Here in America’s Dairyland, we are fortunate to be surrounded by the dairy industry. With more than 10,000 dairy farms and almost 400 dairy plants, Wisconsin is known for its solid infrastructure, advanced technology and cutting-edge research. With world-renowned agribusinesses and quality educational institutions, the state continues to maintain its reputation as the dairy state and prepare for future generations.
Several years ago, Governor Scott Walker announced the Grow Wisconsin Dairy 30×20 Initiative, which included the goal to produce 30 billion pounds of milk by the year 2020 to meet the needs of the marketplace. By providing assistance and access to resources, the Initiative seeks to make farms more productive and farmers more profitable.
While many thought this goal of 30 billion pounds would be easy to reach, it is going to take diligence by the entire industry to accomplish. There is increased demand by our cheesemakers for fresh, fluid milk to make products sold here and to customers in about 150 countries.
This June, farms and communities will be celebrating Dairy Month. A schedule of upcoming events and farm breakfasts is available at www.dairydaysofsummer.com.
I kicked off the month of celebrations at Green County’s 35th annual Breakfast on the Farm. Roe Farms Partnership is family-owned and operated, producing grain on more than 4,000 acres. This farm showcased the diversity of Wisconsin’s agriculture industry, educating visitors on growing livestock feed and serving a delicious dairy-filled breakfast.
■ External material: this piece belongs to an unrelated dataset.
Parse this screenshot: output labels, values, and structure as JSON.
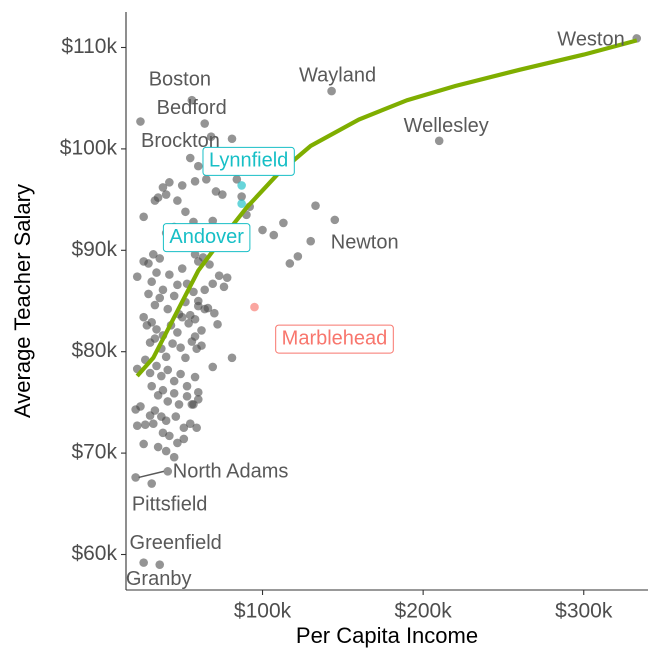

While its grain goes to ethanol, a byproduct of ethanol production, dried distillers grain, goes to feed our livestock. This shows the interrelationship of all of agriculture.
In Wisconsin, we can take pride that our state’s dairy products are safe and of the highest quality. The state’s food sanitarians routinely inspect facilities that produce our state’s dairy, meat and food supply from the point of production through processing, packaging, distribution and sale.
Find recipes to use at home this June and throughout the year at www.dairydaysofsummer.com. Plan to include Wisconsin dairy in your day, from breakfast in the morning to dessert in the evening. We all have a connection to agriculture, whether we are producing or consuming our Wisconsin dairy products.